Jean-Pierre OKENDA, juriste et militant des droits de l’homme dans le secteur extractif pense que les réformes du secteur judiciaire doivent être inclusives. Elles ne peuvent être bien faites qu’avec la consultation de la société civile car la qualité des réformes dépend en majeure partie des approches qu’on adopte «Nous devons immuniser la classe politique contre la corruption et la rendre redevable », a déclaré le Juriste.

Selon Me Jean-Pierre, la société civile doit avoir une meilleure compréhension du fonctionnement du système judiciaire, de ses acteurs, leur sphère d’influence afin d’arriver à faire des propositions concrètes qui vont dans le sens de renforcer l’indépendance des acteurs judiciaires, de les immuniser contre la caporalisation du système et surtout renforcer le rôle de la redevabilité des acteurs judiciaires.

«Nous devons être en mesure d’identifier les points d’entrer de la corruption pour mieux les boucher. Une des entrées de la corruption dans le secteur judiciaire est la liberté provisoire», a-t-il indiqué.

Pour Me OKENDA, les conditions désastreuses des détentions occasionnent la corruption parce que les justiciables n’ont pas une autre option que de secouer les poches pour recouvrer la liberté.

Le rapport publié en Mai dernier par la cour des comptes de la République Démocratique du Congo était très accablant sur la gestion des recettes mobilisées par les cours et tribunaux. A l’issue d’un audit auprès de 43 entités, il s’est constaté un système de corruption et de détournements des deniers publics.

D’après les statistiques présentées par la cour des comptes, les recettes réalisées en RDC en 2019 étaient de 3.88%, en 2020 3.59%, en 2021 1.76% et en 2022 1.58%. La perception des mains des justiciables et la détention des frais de justice par des personnes non habilitées, les amendes et les cautionnements de mise en liberté provisoire ainsi que les autres frais connexes généralement illicites favorisent le détournement des recettes non canalisées au trésor public.

D’après Monsieur Ernest MPARARO, Président de la ligue Congolaise contre la corruption (LICOCO), les faits de corruption en milieu judiciaire ne sont plus à démontrer. « les détournements des recettes judiciaires, les paiements de pots de vins ont fragilisé l’appareil judiciaire », a-t-il déclaré.

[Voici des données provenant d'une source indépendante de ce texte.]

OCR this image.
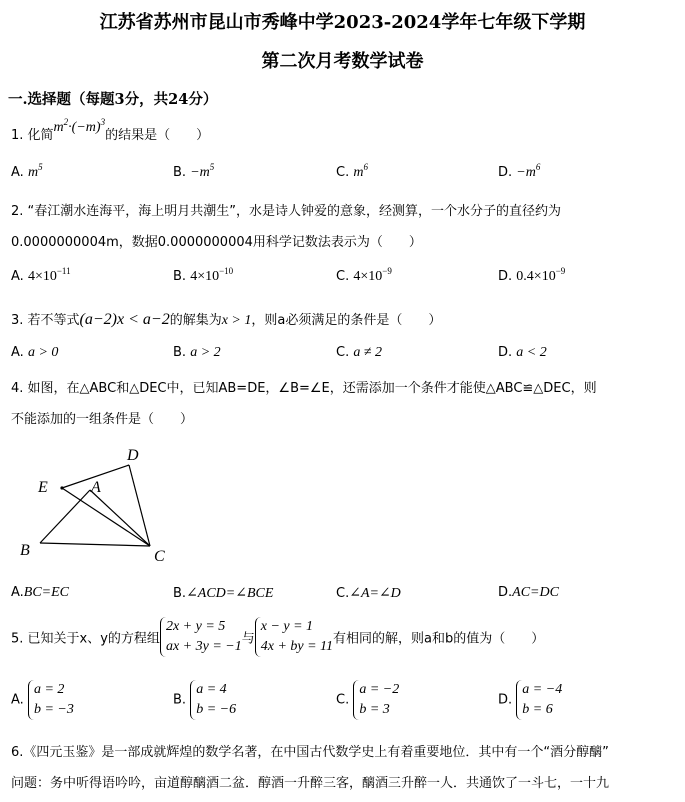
江苏省苏州市昆山市秀峰中学2023-2024学年七年级下学期
第二次月考数学试卷
一.选择题（每题3分，共24分）
1. 化简$m^2\cdot(-m)^3$的结果是（　　）
A. $m^5$	B. $-m^5$	C. $m^6$	D. $-m^6$
2. “春江潮水连海平，海上明月共潮生”，水是诗人钟爱的意象，经测算，一个水分子的直径约为
0.0000000004m，数据0.0000000004用科学记数法表示为（　　）
A. $4\times 10^{-11}$	B. $4\times 10^{-10}$	C. $4\times 10^{-9}$	D. $0.4\times 10^{-9}$
3. 若不等式(a−2)x < a−2的解集为x > 1，则a必须满足的条件是（　　）
A. a > 0	B. a > 2	C. a ≠ 2	D. a < 2
4. 如图，在△ABC和△DEC中，已知AB=DE，∠B=∠E，还需添加一个条件才能使△ABC≌△DEC，则
不能添加的一组条件是（　　）
D
E	A
B	C
A.BC=EC	B.∠ACD=∠BCE	C.∠A=∠D	D.AC=DC
5. 已知关于x、y的方程组2x + y = 5
ax + 3y = −1与x − y = 1
4x + by = 11有相同的解，则a和b的值为（　　）
A. a = 2
b = −3
B. a = 4
b = −6
C. a = −2
b = 3
D. a = −4
b = 6
6.《四元玉鉴》是一部成就辉煌的数学名著，在中国古代数学史上有着重要地位．其中有一个“酒分醇醨”
问题：务中听得语吟吟，亩道醇醨酒二盆．醇酒一升醉三客，醨酒三升醉一人．共通饮了一斗七，一十九
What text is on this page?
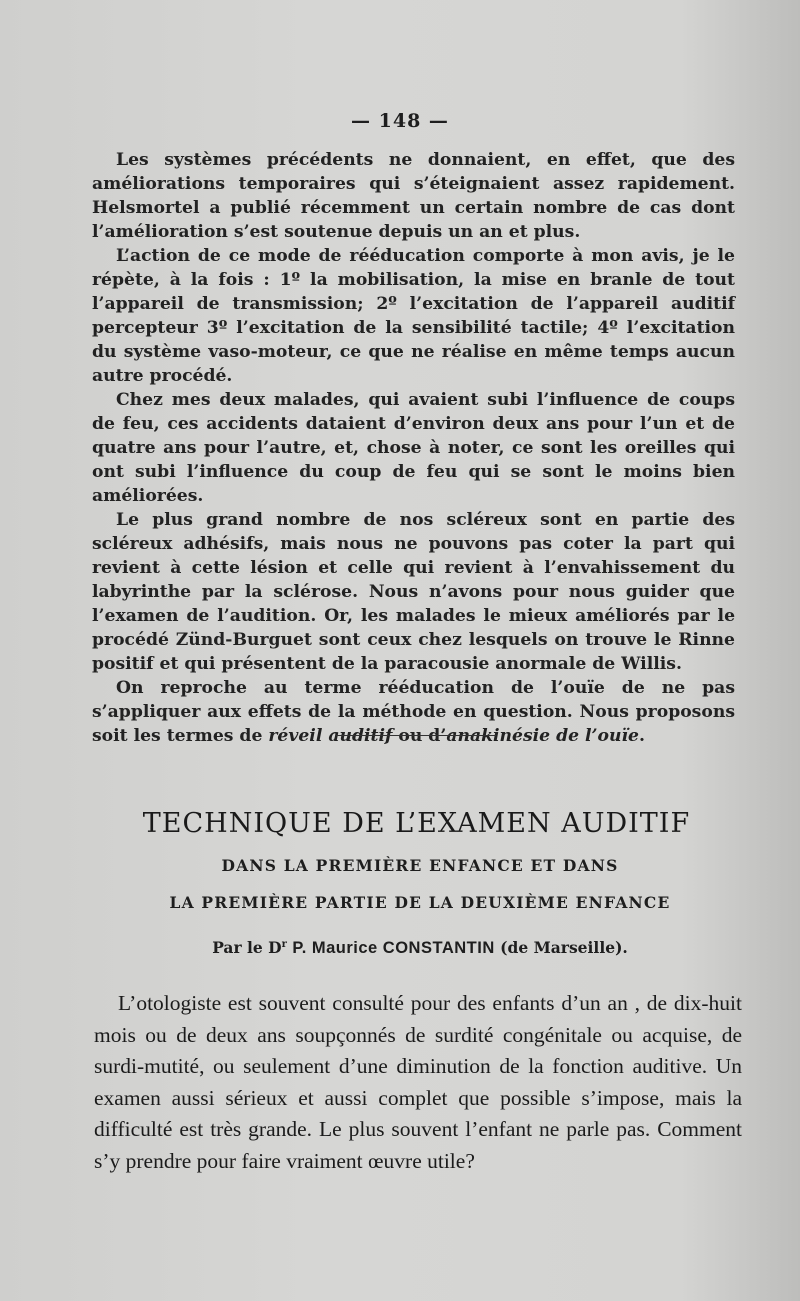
— 148 —

Les systèmes précédents ne donnaient, en effet, que des améliorations temporaires qui s’éteignaient assez rapidement. Helsmortel a publié récemment un certain nombre de cas dont l’amélioration s’est soutenue depuis un an et plus.

L’action de ce mode de rééducation comporte à mon avis, je le répète, à la fois : 1º la mobilisation, la mise en branle de tout l’appareil de transmission; 2º l’excitation de l’appareil auditif percepteur 3º l’excitation de la sensibilité tactile; 4º l’excitation du système vaso-moteur, ce que ne réalise en même temps aucun autre procédé.

Chez mes deux malades, qui avaient subi l’influence de coups de feu, ces accidents dataient d’environ deux ans pour l’un et de quatre ans pour l’autre, et, chose à noter, ce sont les oreilles qui ont subi l’influence du coup de feu qui se sont le moins bien améliorées.

Le plus grand nombre de nos scléreux sont en partie des scléreux adhésifs, mais nous ne pouvons pas coter la part qui revient à cette lésion et celle qui revient à l’envahissement du labyrinthe par la sclérose. Nous n’avons pour nous guider que l’examen de l’audition. Or, les malades le mieux améliorés par le procédé Zünd-Burguet sont ceux chez lesquels on trouve le Rinne positif et qui présentent de la paracousie anormale de Willis.

On reproche au terme rééducation de l’ouïe de ne pas s’appliquer aux effets de la méthode en question. Nous proposons soit les termes de réveil auditif ou d’anakinésie de l’ouïe.

TECHNIQUE DE L’EXAMEN AUDITIF
DANS LA PREMIÈRE ENFANCE ET DANS
LA PREMIÈRE PARTIE DE LA DEUXIÈME ENFANCE
Par le $D^r$ P. Maurice CONSTANTIN (de Marseille).

L’otologiste est souvent consulté pour des enfants d’un an , de dix-huit mois ou de deux ans soupçonnés de surdité congénitale ou acquise, de surdi-mutité, ou seulement d’une diminution de la fonction auditive. Un examen aussi sérieux et aussi complet que possible s’impose, mais la difficulté est très grande. Le plus souvent l’enfant ne parle pas. Comment s’y prendre pour faire vraiment œuvre utile?
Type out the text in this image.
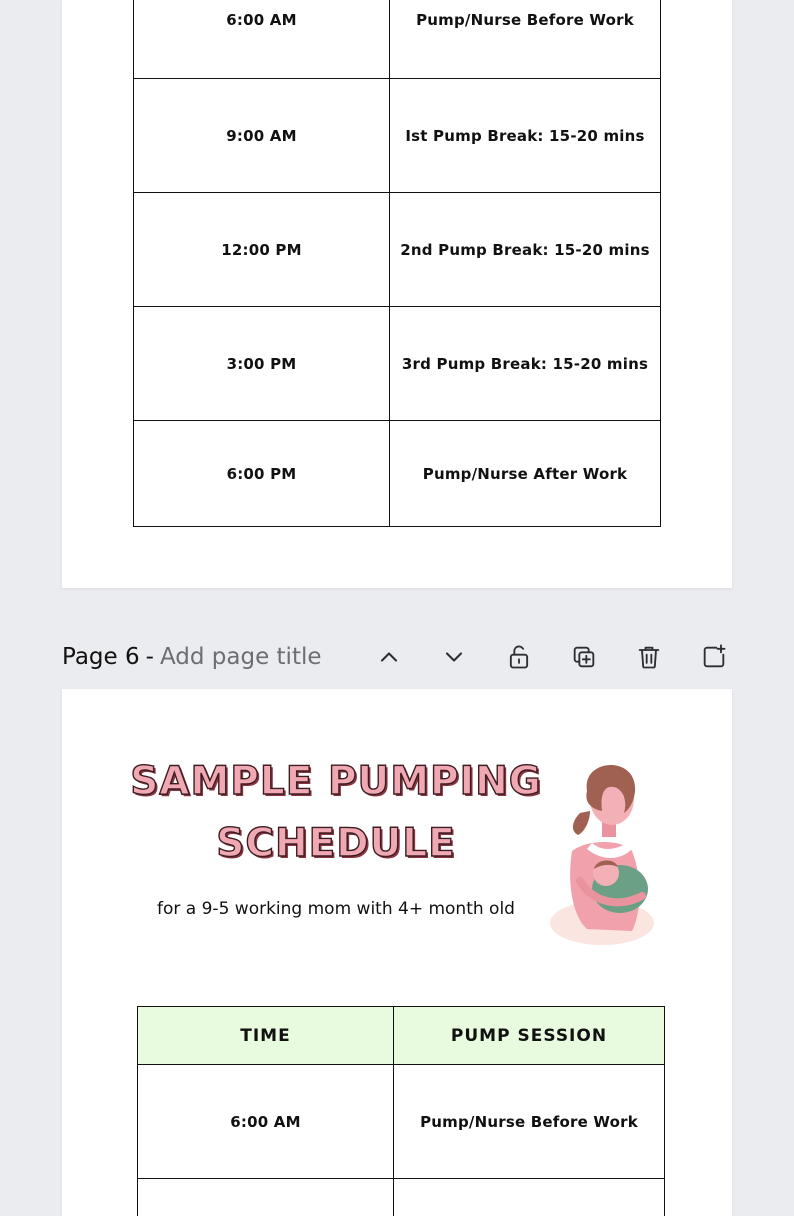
6:00 AM	Pump/Nurse Before Work
9:00 AM	Ist Pump Break: 15-20 mins
12:00 PM	2nd Pump Break: 15-20 mins
3:00 PM	3rd Pump Break: 15-20 mins
6:00 PM	Pump/Nurse After Work
Page 6 - Add page title
SAMPLE PUMPING
SCHEDULE
for a 9-5 working mom with 4+ month old
TIME	PUMP SESSION
6:00 AM	Pump/Nurse Before Work
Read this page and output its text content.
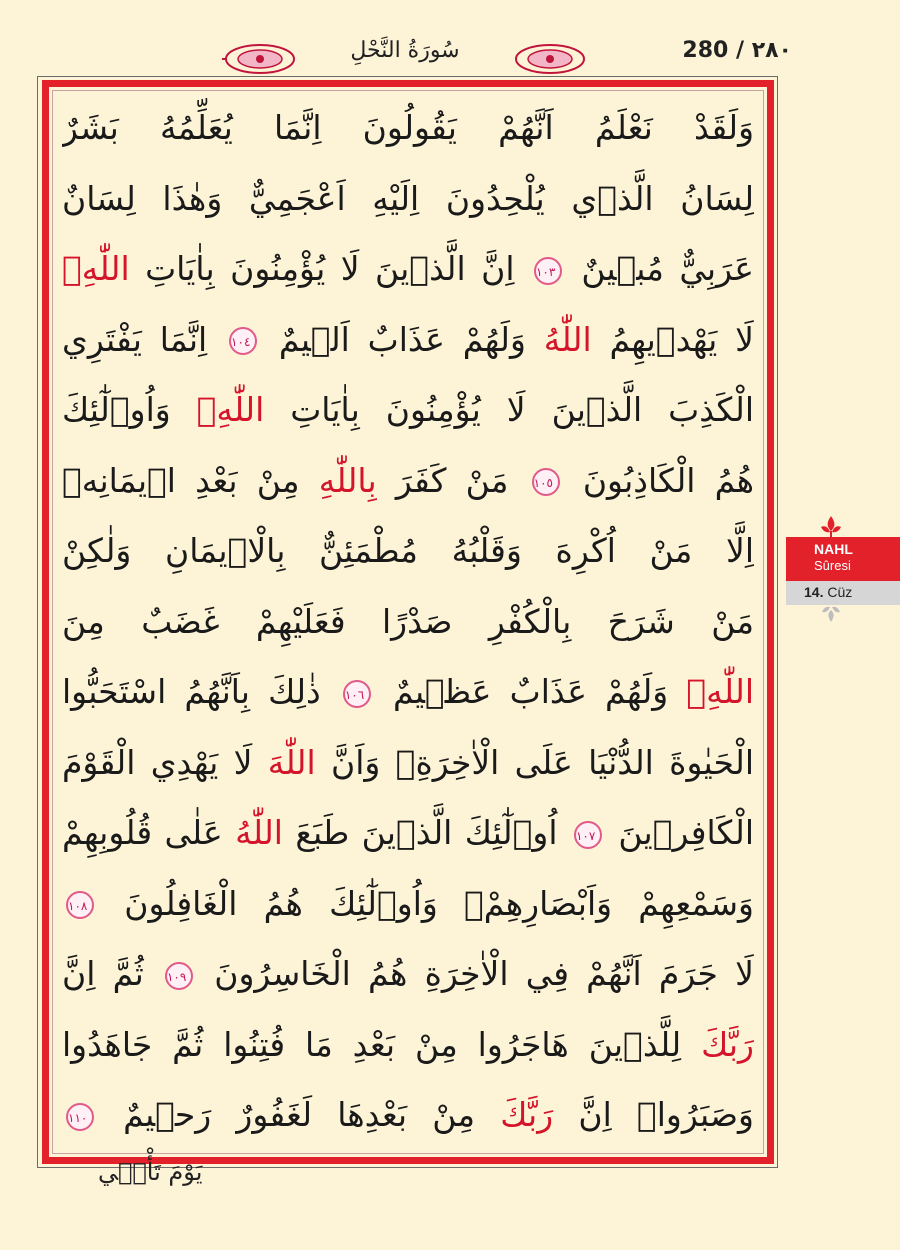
سُورَةُ النَّحْلِ	280 / ٢٨٠
وَلَقَدْ نَعْلَمُ اَنَّهُمْ يَقُولُونَ اِنَّمَا يُعَلِّمُهُ بَشَرٌ
لِسَانُ الَّذ۪ي يُلْحِدُونَ اِلَيْهِ اَعْجَمِيٌّ وَهٰذَا لِسَانٌ
عَرَبِيٌّ مُب۪ينٌ ١٠٣ اِنَّ الَّذ۪ينَ لَا يُؤْمِنُونَ بِاٰيَاتِ اللّٰهِۙ
لَا يَهْد۪يهِمُ اللّٰهُ وَلَهُمْ عَذَابٌ اَل۪يمٌ ١٠٤ اِنَّمَا يَفْتَرِي
الْكَذِبَ الَّذ۪ينَ لَا يُؤْمِنُونَ بِاٰيَاتِ اللّٰهِۚ وَاُو۬لٰٓئِكَ
هُمُ الْكَاذِبُونَ ١٠٥ مَنْ كَفَرَ بِاللّٰهِ مِنْ بَعْدِ ا۪يمَانِه۪
اِلَّا مَنْ اُكْرِهَ وَقَلْبُهُ مُطْمَئِنٌّ بِالْا۪يمَانِ وَلٰكِنْ
مَنْ شَرَحَ بِالْكُفْرِ صَدْرًا فَعَلَيْهِمْ غَضَبٌ مِنَ
اللّٰهِۚ وَلَهُمْ عَذَابٌ عَظ۪يمٌ ١٠٦ ذٰلِكَ بِاَنَّهُمُ اسْتَحَبُّوا
الْحَيٰوةَ الدُّنْيَا عَلَى الْاٰخِرَةِۙ وَاَنَّ اللّٰهَ لَا يَهْدِي الْقَوْمَ
الْكَافِر۪ينَ ١٠٧ اُو۬لٰٓئِكَ الَّذ۪ينَ طَبَعَ اللّٰهُ عَلٰى قُلُوبِهِمْ
وَسَمْعِهِمْ وَاَبْصَارِهِمْۚ وَاُو۬لٰٓئِكَ هُمُ الْغَافِلُونَ ١٠٨
لَا جَرَمَ اَنَّهُمْ فِي الْاٰخِرَةِ هُمُ الْخَاسِرُونَ ١٠٩ ثُمَّ اِنَّ
رَبَّكَ لِلَّذ۪ينَ هَاجَرُوا مِنْ بَعْدِ مَا فُتِنُوا ثُمَّ جَاهَدُوا
وَصَبَرُواۙ اِنَّ رَبَّكَ مِنْ بَعْدِهَا لَغَفُورٌ رَح۪يمٌ ١١٠
يَوْمَ تَأْت۪ي
NAHL
Sûresi
14. Cüz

D’après l’acteur de lutte contre la corruption, l’engagement de tout un chacun dans la lutte contre la corruption est indispensable. La société civile doit continuer à faire pression dans tous les sens pour que les acteurs politiques prennent en compte la lutte contre la corruption dans toutes les thématiques afin de lutter contre ce fléau, recommande-t-il.

Pour rappel, en droit congolais, la corruption est prévue et punie aux articles 147 à 149 du code pénal Congolais livre II. Elle est punie de 6 mois à 15 ans de servitude pénale principale et d’une amende allant de Cinquante mille à un million de Francs Congolais.